J027023 Force Display Touchpad : Haptic and Selection Function with Angular Displacement of the Operation Plate

This paper describes confirmation of operation of a force display touchpad for the purpose of PC support. Recently, the elderly and/or visually impaired people who use PCs to obtain information are increasing. However, they are less than the number of other generations. It is because they have difficulty of operation of PCs. We have developed a force display touchpad for the purpose of PC support for the visually impaired and elderly. By using this device, the operator can touch the window frame in the screen of PC. In addition, the cursor will be guided to the position of the button. In this paper, we improve the software of force display touchpad, and it correspond to the windows and web browser. We confirmed the operation of these two functions in a web page.

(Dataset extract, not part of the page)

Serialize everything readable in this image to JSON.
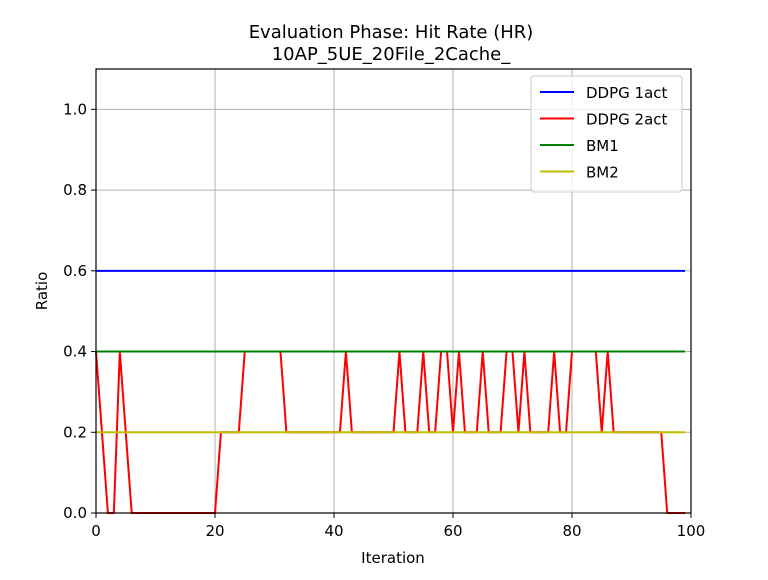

J027024 Ascendancy for Thermal Effect to Human Body of Corona Nano Mist Sauna by Renard Method

The warm keeping of body is very important to enhance the immune response and to maintain our health. Form the viewpoint of the concept, we have developed the Corona nano mist sauna by using the method of water fragmentation (Renard effect) and elucidated the thermal effect to human body caused by the sauna. The temperature and relative humidity of the sauna are approximately 40 ℃ and 100 %, respectively, and its atmosphere is composed of the condition which coexists with electron, oxygen molecule and H_2O cluster. On the acquisition obtained from the study, we may predict that Corona nano mist sauna makes it possible to increase the body temperature as the result of metabolism improvement and also to encourage the recovery of fatigue. This facts may suggest that O_2 (H_2O)_n as the chemical species of minus ion generated by Corona nano mist sauna plays a very important role to promote the thermal effect to human body.

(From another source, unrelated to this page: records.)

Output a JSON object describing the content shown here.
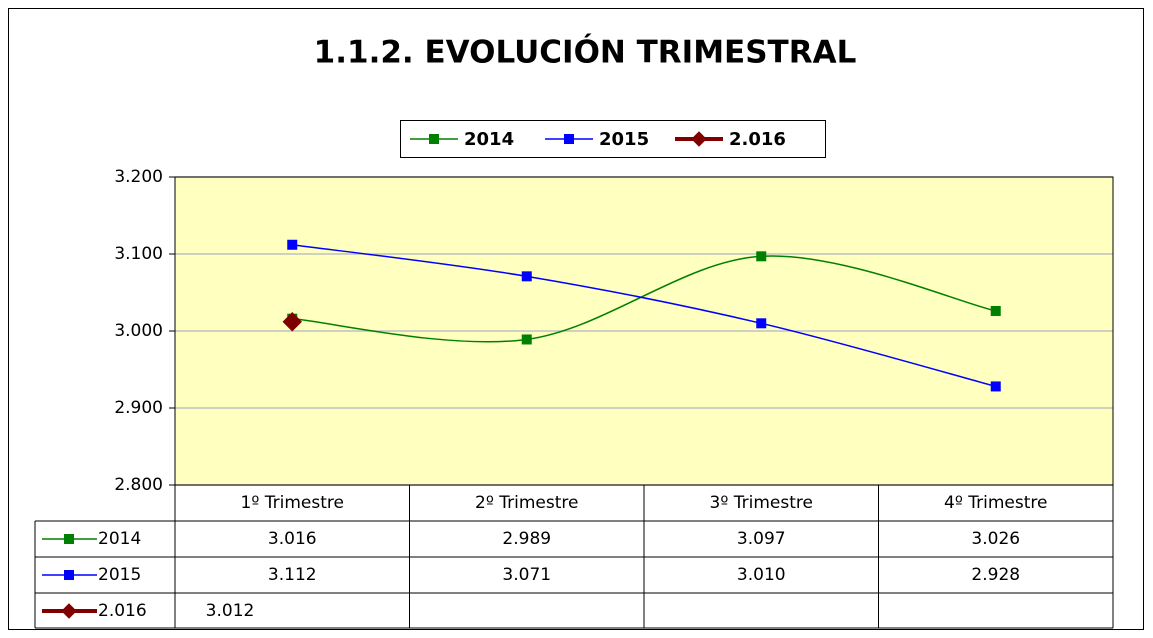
{
  "chart_data": {
    "type": "line",
    "title": "1.1.2. EVOLUCIÓN TRIMESTRAL",
    "categories": [
      "1º Trimestre",
      "2º Trimestre",
      "3º Trimestre",
      "4º Trimestre"
    ],
    "series": [
      {
        "name": "2014",
        "color": "#008000",
        "marker": "square",
        "values": [
          3016,
          2989,
          3097,
          3026
        ],
        "value_labels": [
          "3.016",
          "2.989",
          "3.097",
          "3.026"
        ]
      },
      {
        "name": "2015",
        "color": "#0000ff",
        "marker": "square",
        "values": [
          3112,
          3071,
          3010,
          2928
        ],
        "value_labels": [
          "3.112",
          "3.071",
          "3.010",
          "2.928"
        ]
      },
      {
        "name": "2.016",
        "color": "#800000",
        "marker": "diamond",
        "values": [
          3012,
          null,
          null,
          null
        ],
        "value_labels": [
          "3.012",
          null,
          null,
          null
        ]
      }
    ],
    "ylim": [
      2800,
      3200
    ],
    "yticks": [
      {
        "value": 2800,
        "label": "2.800"
      },
      {
        "value": 2900,
        "label": "2.900"
      },
      {
        "value": 3000,
        "label": "3.000"
      },
      {
        "value": 3100,
        "label": "3.100"
      },
      {
        "value": 3200,
        "label": "3.200"
      }
    ],
    "grid": true,
    "smooth": true,
    "legend": "top",
    "data_table": true
  }
}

J027031 Application of self-locking type belt buckle to shoes

In the previous study, a belt buckle of the self-locking type belt was investigated experimentally and theoretically as well. According to the theory of belt buckle, once a belt is locked by the buckle, the belt never slips as far as belt tension is being applied. There are many people who experienced natural loosening of shoestring while walking. Using a hard locking property of belt of the buckle, we applied a small belt buckle to lash shoes. Loosening of the shoe was evaluated by measuring the contact pressure of the shoe while walking. In order to compare the lashing property of the buckle with the conventional method, magic tape and shoestring were tested. Experiments were carried out with a constant walking speed of 3.5 km/h on a treadmill. The buckle proved to be the smallest difference in pressure in walking condition among them.

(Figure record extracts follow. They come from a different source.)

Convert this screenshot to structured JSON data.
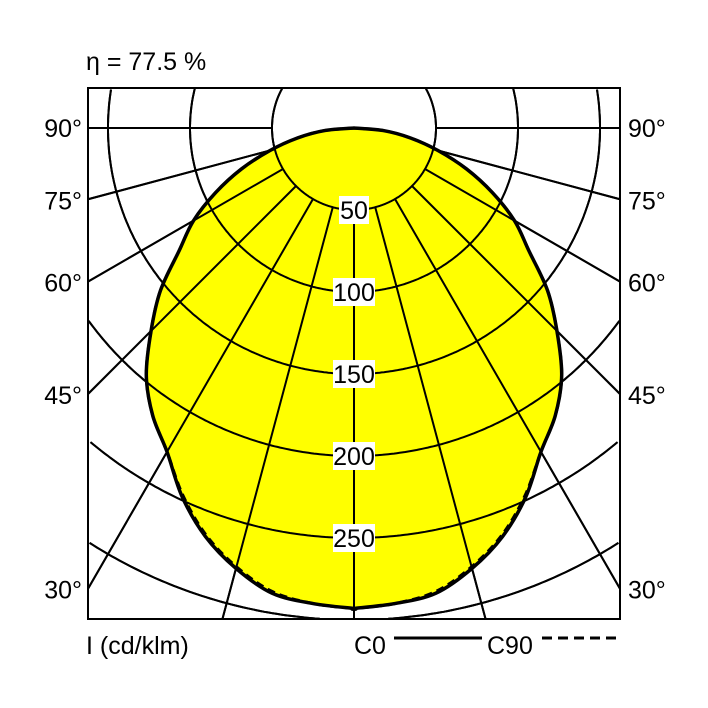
{
  "chart_data": {
    "type": "polar",
    "title": "η = 77.5 %",
    "unit_label": "I (cd/klm)",
    "radial_ticks": [
      50,
      100,
      150,
      200,
      250
    ],
    "radial_circles": [
      50,
      100,
      150,
      200,
      250,
      300
    ],
    "angle_labels": [
      "90°",
      "75°",
      "60°",
      "45°",
      "30°"
    ],
    "angles_deg": [
      0,
      5,
      10,
      15,
      20,
      25,
      30,
      35,
      40,
      45,
      50,
      55,
      60,
      65,
      70,
      75,
      80,
      85,
      90
    ],
    "series": [
      {
        "name": "C0",
        "style": "solid",
        "values": [
          293,
          291,
          288,
          278,
          265,
          248,
          228,
          214,
          197,
          175,
          154,
          130,
          113,
          93,
          73,
          53,
          35,
          18,
          0
        ]
      },
      {
        "name": "C90",
        "style": "dashed",
        "values": [
          293,
          291,
          287,
          277,
          264,
          247,
          228,
          214,
          197,
          175,
          154,
          130,
          113,
          93,
          73,
          53,
          35,
          18,
          0
        ]
      }
    ],
    "fill_color": "#ffff00",
    "grid": true
  }
}
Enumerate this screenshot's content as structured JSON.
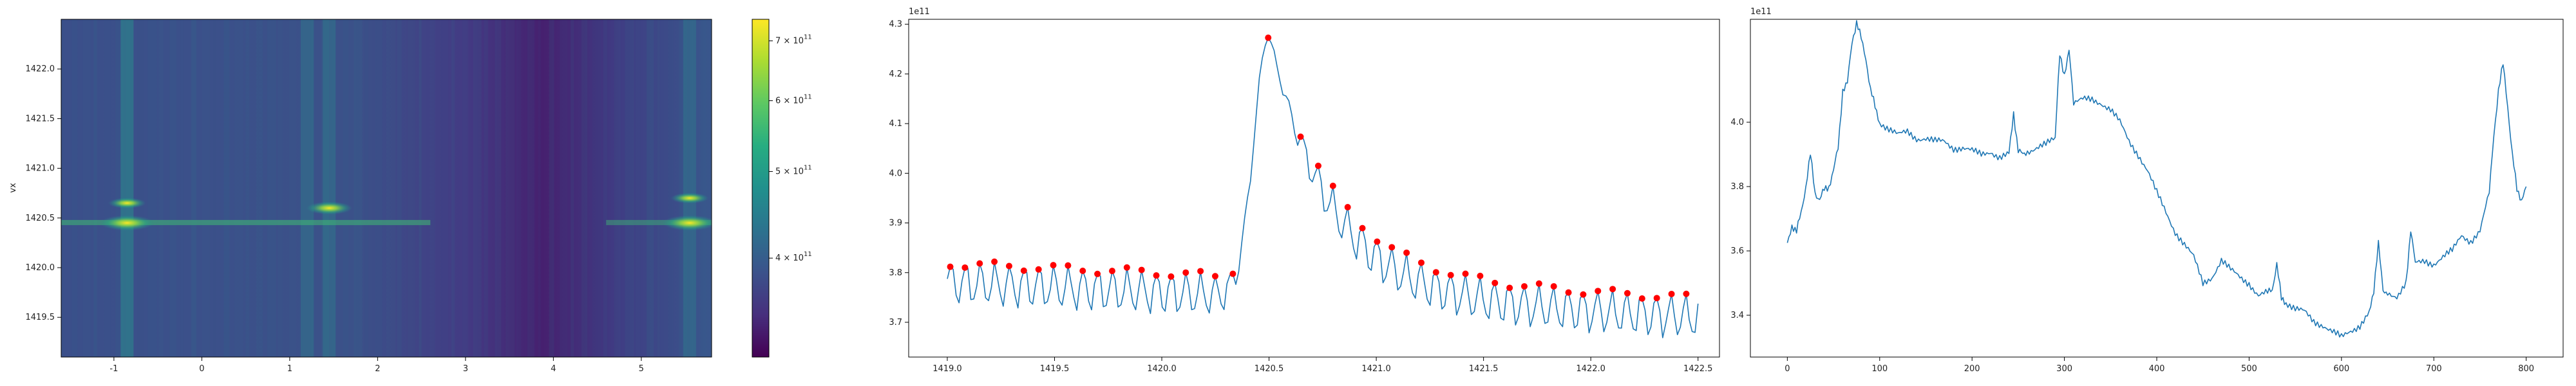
{
  "chart_data": [
    {
      "type": "heatmap",
      "title": "",
      "xlabel": "",
      "ylabel": "vx",
      "xlim": [
        -1.6,
        5.8
      ],
      "ylim": [
        1419.1,
        1422.5
      ],
      "xticks": [
        "-1",
        "0",
        "1",
        "2",
        "3",
        "4",
        "5"
      ],
      "yticks": [
        "1419.5",
        "1420.0",
        "1420.5",
        "1421.0",
        "1421.5",
        "1422.0"
      ],
      "colormap": "viridis",
      "colorbar": {
        "scale": "log",
        "range": [
          310000000000.0,
          740000000000.0
        ],
        "ticks": [
          {
            "value": 400000000000.0,
            "mantissa": "4",
            "exp": "11"
          },
          {
            "value": 500000000000.0,
            "mantissa": "5",
            "exp": "11"
          },
          {
            "value": 600000000000.0,
            "mantissa": "6",
            "exp": "11"
          },
          {
            "value": 700000000000.0,
            "mantissa": "7",
            "exp": "11"
          }
        ],
        "base_label": "× 10"
      },
      "bright_columns_x": [
        -0.85,
        -0.85,
        1.2,
        1.45,
        5.55
      ],
      "hot_spots": [
        {
          "x": -0.85,
          "y": 1420.45,
          "level": 1.0
        },
        {
          "x": -0.85,
          "y": 1420.65,
          "level": 0.7
        },
        {
          "x": 1.45,
          "y": 1420.6,
          "level": 0.85
        },
        {
          "x": 5.55,
          "y": 1420.45,
          "level": 1.0
        },
        {
          "x": 5.55,
          "y": 1420.7,
          "level": 0.7
        }
      ]
    },
    {
      "type": "line",
      "title": "",
      "xlabel": "",
      "ylabel": "",
      "offset_label": "1e11",
      "xlim": [
        1418.82,
        1422.6
      ],
      "ylim": [
        3.63,
        4.31
      ],
      "xticks": [
        "1419.0",
        "1419.5",
        "1420.0",
        "1420.5",
        "1421.0",
        "1421.5",
        "1422.0",
        "1422.5"
      ],
      "yticks": [
        "3.7",
        "3.8",
        "3.9",
        "4.0",
        "4.1",
        "4.2",
        "4.3"
      ],
      "line_color": "#1f77b4",
      "marker_color": "#ff0000",
      "x_range": [
        1419.0,
        1422.5
      ],
      "num_points": 256,
      "peak": {
        "x": 1420.5,
        "y": 4.28
      },
      "baseline": {
        "left": 3.78,
        "right": 3.71
      },
      "oscillation_period": 0.0685,
      "oscillation_amplitude": 0.04
    },
    {
      "type": "line",
      "title": "",
      "xlabel": "",
      "ylabel": "",
      "offset_label": "1e11",
      "xlim": [
        -40,
        840
      ],
      "ylim": [
        3.27,
        4.32
      ],
      "xticks": [
        "0",
        "100",
        "200",
        "300",
        "400",
        "500",
        "600",
        "700",
        "800"
      ],
      "yticks": [
        "3.4",
        "3.6",
        "3.8",
        "4.0"
      ],
      "line_color": "#1f77b4",
      "x": [
        0,
        5,
        10,
        15,
        20,
        25,
        30,
        35,
        40,
        45,
        50,
        55,
        60,
        65,
        70,
        75,
        80,
        85,
        90,
        95,
        100,
        110,
        120,
        130,
        140,
        150,
        160,
        170,
        180,
        190,
        200,
        210,
        220,
        230,
        240,
        245,
        250,
        255,
        260,
        270,
        280,
        290,
        295,
        300,
        305,
        310,
        320,
        330,
        340,
        350,
        360,
        370,
        380,
        390,
        400,
        410,
        420,
        430,
        440,
        450,
        460,
        470,
        480,
        490,
        500,
        510,
        520,
        525,
        530,
        535,
        540,
        550,
        560,
        570,
        580,
        590,
        600,
        610,
        620,
        630,
        635,
        640,
        645,
        650,
        660,
        670,
        675,
        680,
        690,
        700,
        710,
        720,
        730,
        740,
        750,
        760,
        765,
        770,
        775,
        780,
        785,
        790,
        795,
        800
      ],
      "y": [
        3.62,
        3.68,
        3.66,
        3.72,
        3.8,
        3.9,
        3.78,
        3.76,
        3.79,
        3.8,
        3.85,
        3.92,
        4.1,
        4.12,
        4.25,
        4.31,
        4.26,
        4.2,
        4.1,
        4.05,
        4.0,
        3.98,
        3.96,
        3.97,
        3.95,
        3.95,
        3.94,
        3.94,
        3.92,
        3.92,
        3.91,
        3.9,
        3.91,
        3.89,
        3.9,
        4.03,
        3.91,
        3.9,
        3.91,
        3.92,
        3.93,
        3.95,
        4.21,
        4.15,
        4.22,
        4.06,
        4.07,
        4.07,
        4.06,
        4.04,
        4.0,
        3.94,
        3.9,
        3.85,
        3.78,
        3.72,
        3.66,
        3.62,
        3.58,
        3.5,
        3.52,
        3.57,
        3.54,
        3.52,
        3.5,
        3.46,
        3.47,
        3.48,
        3.56,
        3.45,
        3.44,
        3.42,
        3.41,
        3.38,
        3.37,
        3.35,
        3.33,
        3.35,
        3.37,
        3.41,
        3.48,
        3.62,
        3.48,
        3.47,
        3.46,
        3.5,
        3.67,
        3.56,
        3.57,
        3.56,
        3.58,
        3.6,
        3.65,
        3.63,
        3.66,
        3.78,
        3.96,
        4.1,
        4.18,
        4.05,
        3.9,
        3.79,
        3.76,
        3.8
      ]
    }
  ]
}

J027032 Intercomparison of Direct Measurement with Inverse Dynamics Analysis in Trans-Femoral Prosthetic Gait

It is thought that inverse dynamics analysis is the most comprehensive method to obtain the joint reaction forces and the joint moments during gait for refining rehabilitation program of trans-femoral amputees. However, this method is highly constrained in respect to modeling of trans-femoral prosthesis and procedure of numerical computation. Alternatively, a multi-axis force/moment sensor can be used to directly measure loads applied on the middle part of trans-femoral prosthesis In this paper, loads applied on a prosthetic knee joint and lower thigh of trans-femoral prosthesis measured directly are compared with ones calculated by inverse dynamics analysis during gait. As a result of the experiments and intercomparison, comprehensive agreement between inverse dynamics analysis and direct measurement in the behaviors is obtained. Therefore, the validity of inverse dynamics analysis and the effectiveness of the developed prosthetic gait training system to consider biomechanics and comprehensive physical phenomena for trans-femoral prosthetic gait are validated.